– Вам телеграмма. Распишитесь, да не здесь, вот тут.
Телеграмма из Киева, где никого ни родных, ни просто знакомых нет. «Александр Андреевич Фелицианов скончался 15 июня 6 часов утра. Похороны 18. Мария».
Он уставился в голубой листок, сырой от канцелярского клея – теперь запах его долго будет сопровождать слово «скончался», – смысл доходит не сразу, а вот так от запаха, от шершавой бумаги в руке и химического почтальонского карандаша.

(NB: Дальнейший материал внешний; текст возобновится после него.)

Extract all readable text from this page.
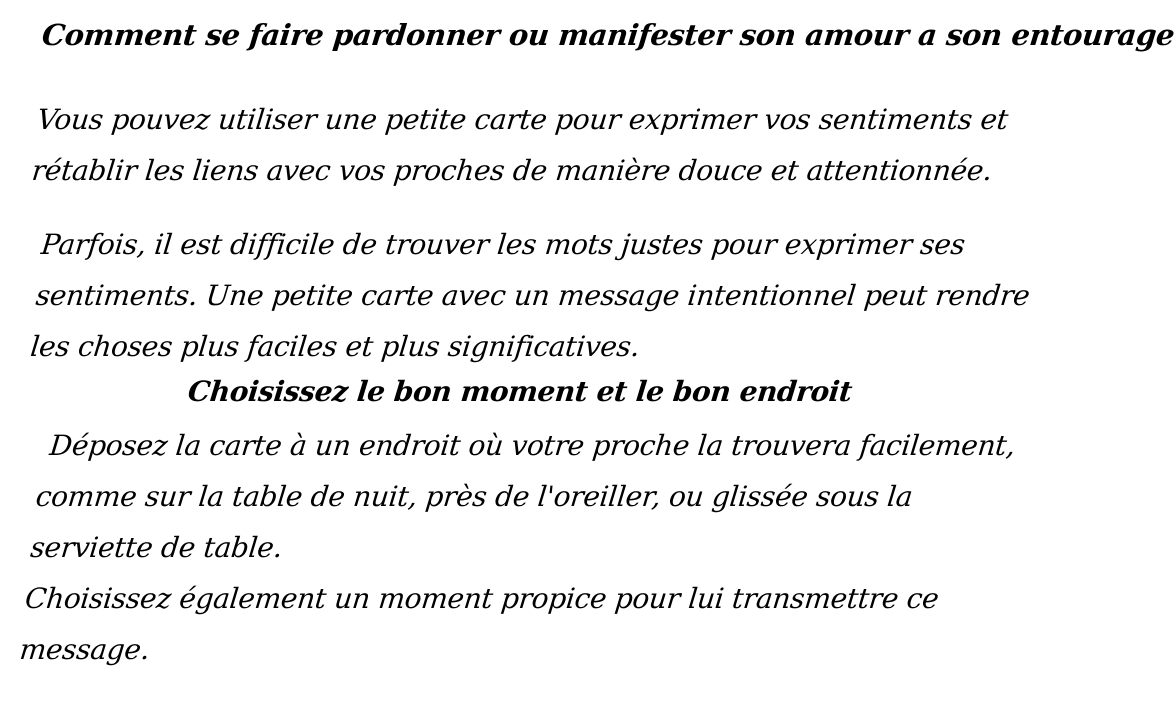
Comment se faire pardonner ou manifester son amour a son entourage
Vous pouvez utiliser une petite carte pour exprimer vos sentiments et
rétablir les liens avec vos proches de manière douce et attentionnée.
Parfois, il est difficile de trouver les mots justes pour exprimer ses
sentiments. Une petite carte avec un message intentionnel peut rendre
les choses plus faciles et plus significatives.
Choisissez le bon moment et le bon endroit
Déposez la carte à un endroit où votre proche la trouvera facilement,
comme sur la table de nuit, près de l'oreiller, ou glissée sous la
serviette de table.
Choisissez également un moment propice pour lui transmettre ce
message.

«Этого не может быть, это не должно быть, он же маленький», – тщетной логикой Георгий Андреевич пытался защититься от напечатанных на ленте слов, но они не тускнели, не смывались, не пропадали. А ему виделся маленький Сашка в детстве, и как он дразнил его, как несчастный Сашка терпел от Жоржа все его срывы, досады и никогда не ябедничал. А Федор Ильич брал с него обещание, клятву даже никогда больше не бить Сашку. Почему-то образ взрослого Сашки никак не поддавался памяти, хотя виделись в прошлом году, тот приезжал в Москву по каким-то своим делам на целую неделю, и Жорж случился в столице, и все вечера братья проводили вместе. Слышался голос, интонации, а лица не видно. Сашкины странствия по Украине уже давно отдалили его от московской родни, и редкие встречи превратились в какой-то обязательный обряд с обсуждением необязательных тем. Поскольку Александр Андреевич технарь, работа никогда не была предметом взаимного интереса, искусствами он увлекался мало и не очень глубоко, только однажды поразил Жоржа своими суждениями о народной фольклорной фантазии и ее роли в цивилизации: семимильные сапоги породили железные дороги и автомобили, ковры-самолеты – авиацию, а наливное яблочко на серебряном блюдечке – новейшее изобретение, которое Сашкин начальник видел в Англии: в большом ящике вмонтирован экран величиной с открытку, и там идет изображение, как в кино. Впрочем, такое за ним и в гимназические годы наблюдалось: сидит, слушает пространные толкования старшеклассников и вдруг задаст вопрос… Уместный, точный, но решительно не поддающийся прямолинейной логике. В жизни он брал усердием и, перетерпев гонения на буржуазных спецов, достиг из всех Фелициановых самого прочного положения. Мог бы достичь и большего, если б не родство с репрессированным братом. За усердие Жорж, которому все давалось с лёту и вырывалось из рук влет, слегка презирал Сашку. И сейчас его грызла совесть, он чувствовал себя, как всегда в таких случаях, над пропастью не подавшим руки проваливающемуся брату.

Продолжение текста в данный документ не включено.